Großer Gott, dachte Carolin entsetzt.
„Wie ist dein Vorname?“
„Ich … weiß nicht …“
„Vielleicht Vanessa?“
„Ja, Vanessa.“
„Und weiter?“
Sie schüttelte hilflos den Kopf.
„Wie oft hab ich dir schon gesagt, dass du Vanessa Roth heißt? Du warst mal ein berühmtes Mannequin. Erinnerst du dich wieder daran?“
„Ja.“
„Und wenn ich dich das in einer Stunde noch einmal frage? Wie lautet dann dein Name? Vanessa Roth, oder?“
„Ja, ich …“
„Wo befandest du dich, bevor du dein Gedächtnis verloren hast? War jemand bei dir? Vielleicht ein Mann?“
„Ein Mann?“
„Ja, ein Mann, oder zwei oder mehrere Männer. Wie sahen sie aus? Groß oder klein, alt oder jung?“
„Ich erinnere mich an keinen Mann …“
„Und wo genau ist das alles passiert? Vielleicht in einem Haus? Falls ja, beschreib mir, wie die Räume aussahen. Und versuch dich an die Adresse zu erinnern.“
Vanessa schüttelte hilflos den Kopf. Dann brach sie unvermittelt in Tränen aus …

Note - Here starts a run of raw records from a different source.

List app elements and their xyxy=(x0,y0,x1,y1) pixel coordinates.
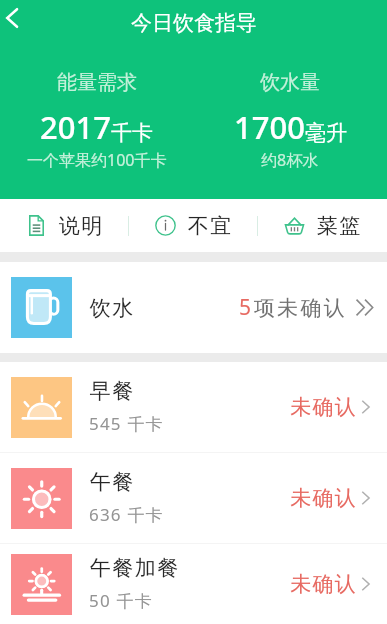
button[interactable]: 早餐 xyxy=(0,362,387,452)
staticText: 今日饮食指导 xyxy=(131,10,257,36)
staticText: 未确认 xyxy=(290,485,356,511)
staticText: 一个苹果约100千卡 xyxy=(27,149,167,171)
button[interactable]: 午餐 xyxy=(0,453,387,543)
button[interactable]: 午餐加餐 xyxy=(0,544,387,624)
staticText: 2017 xyxy=(40,106,111,148)
staticText: 未确认 xyxy=(290,571,356,597)
button[interactable]: 不宜 xyxy=(129,199,258,252)
staticText: 约8杯水 xyxy=(261,149,319,171)
staticText: 能量需求 xyxy=(57,70,137,95)
staticText: 未确认 xyxy=(290,394,356,420)
staticText: 636 千卡 xyxy=(89,503,164,526)
staticText: 项未确认 xyxy=(254,295,347,321)
staticText: 菜篮 xyxy=(316,213,361,239)
staticText: 不宜 xyxy=(187,213,232,239)
staticText: 早餐 xyxy=(89,378,134,404)
button[interactable]: 说明 xyxy=(0,199,129,252)
staticText: 50 千卡 xyxy=(89,589,153,612)
staticText: 午餐 xyxy=(89,469,134,495)
staticText: 说明 xyxy=(58,213,103,239)
button[interactable]: 菜篮 xyxy=(258,199,387,252)
staticText: 饮水 xyxy=(89,295,134,321)
staticText: 千卡 xyxy=(111,120,153,146)
button[interactable]: 饮水 xyxy=(0,262,387,353)
staticText: 5 xyxy=(239,293,254,322)
staticText: 毫升 xyxy=(305,120,347,146)
staticText: 1700 xyxy=(234,106,305,148)
button[interactable]: Back xyxy=(0,0,40,40)
staticText: 饮水量 xyxy=(260,70,320,95)
staticText: 午餐加餐 xyxy=(89,555,179,581)
staticText: 545 千卡 xyxy=(89,412,164,435)
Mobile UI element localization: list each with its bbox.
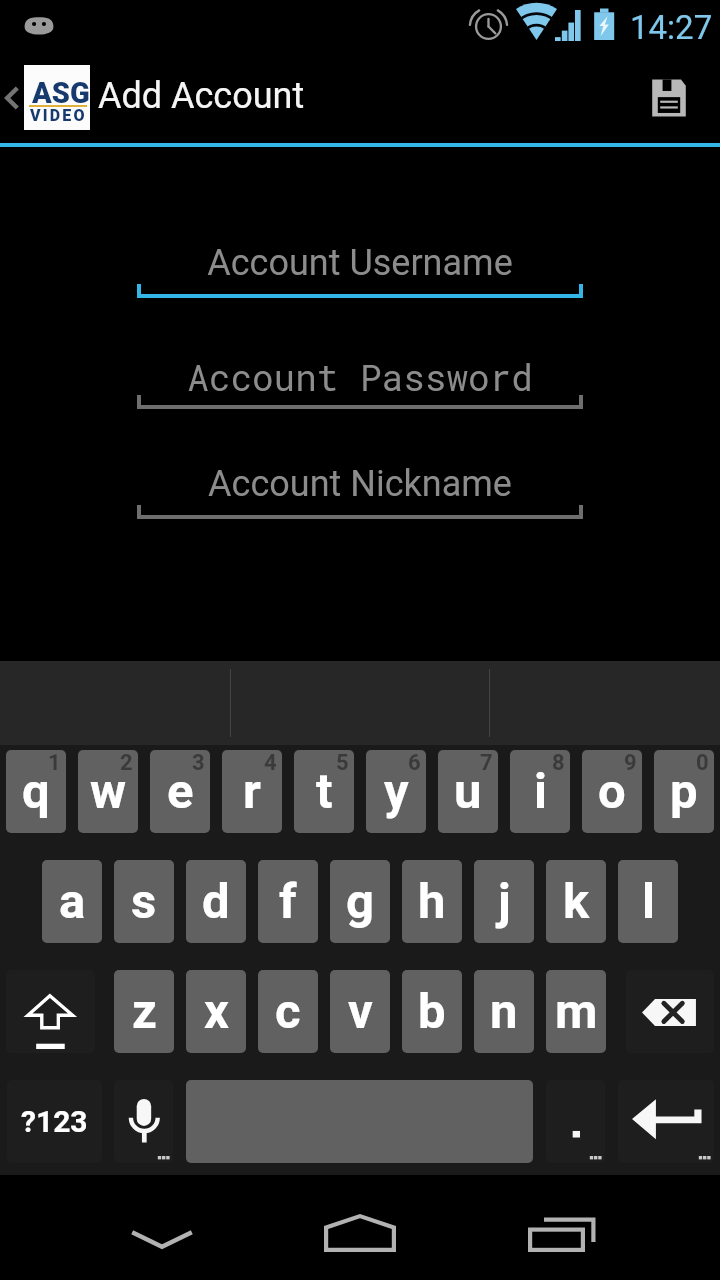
staticText: VIDEO — [30, 106, 87, 125]
staticText: g — [346, 873, 374, 930]
button[interactable]: Home — [284, 1175, 436, 1280]
staticText: Account Username — [137, 242, 583, 284]
staticText: t — [316, 763, 333, 820]
button[interactable]: Account Password — [137, 353, 583, 410]
button[interactable]: r — [222, 750, 282, 833]
button[interactable]: q — [6, 750, 66, 833]
button[interactable]: Backspace — [626, 970, 714, 1053]
button[interactable]: Shift — [6, 970, 95, 1053]
button[interactable]: f — [258, 860, 318, 943]
button[interactable]: g — [330, 860, 390, 943]
button[interactable]: a — [42, 860, 102, 943]
button[interactable]: l — [618, 860, 678, 943]
button[interactable]: Save — [618, 52, 720, 143]
button[interactable]: Account Username — [137, 242, 583, 299]
staticText: k — [563, 873, 590, 930]
staticText: 5 — [336, 750, 349, 776]
staticText: h — [418, 873, 446, 930]
button[interactable]: Navigate up — [0, 52, 90, 143]
button[interactable]: w — [78, 750, 138, 833]
staticText: r — [243, 763, 261, 820]
button[interactable]: s — [114, 860, 174, 943]
staticText: s — [131, 873, 157, 930]
staticText: 14:27 — [630, 8, 713, 47]
button[interactable]: z — [114, 970, 174, 1053]
button[interactable]: h — [402, 860, 462, 943]
staticText: z — [132, 983, 157, 1040]
button[interactable]: n — [474, 970, 534, 1053]
staticText: ASG — [32, 76, 90, 110]
staticText: a — [59, 873, 86, 930]
button[interactable]: p — [654, 750, 714, 833]
staticText: v — [348, 983, 373, 1040]
staticText: 4 — [264, 750, 277, 776]
staticText: Add Account — [98, 75, 305, 117]
button[interactable]: Hide keyboard — [82, 1180, 242, 1280]
staticText: f — [279, 873, 297, 930]
button[interactable]: i — [510, 750, 570, 833]
staticText: 1 — [48, 750, 61, 776]
staticText: p — [670, 763, 698, 820]
staticText: 3 — [192, 750, 205, 776]
staticText: d — [202, 873, 230, 930]
staticText: y — [384, 763, 409, 820]
staticText: Account Password — [137, 353, 583, 400]
button[interactable]: y — [366, 750, 426, 833]
staticText: e — [167, 763, 194, 820]
staticText: u — [454, 763, 482, 820]
staticText: 9 — [624, 750, 637, 776]
button[interactable]: Account Nickname — [137, 463, 583, 520]
button[interactable]: Recent apps — [488, 1175, 640, 1280]
staticText: o — [598, 763, 626, 820]
staticText: w — [90, 763, 127, 820]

„Kein Problem, alles in Ordnung“, sagte er und griff beruhigend nach ihrem Oberarm. „Wir klären schon noch, wer dich so zugerichtet hat. Dafür sind wir da.“
Dabei blickte er kurz in die Kamera und schüttelte unmerklich den Kopf.
Als Vanessa sich abwenden wollte, drehte er sie blitzschnell und unerwartet mit einer groben Handbewegung in seine Richtung. „Und jetzt sag mir auf der Stelle, wer der verdammte Kerl war …“
„Geht das nicht zu weit?“, protestierte Carolin. „Bitte schalte den Film ab, ich kann mir das nicht länger ansehen …“
Robert drückte achselzuckend ein paar Tasten und rief ein anderes Video auf.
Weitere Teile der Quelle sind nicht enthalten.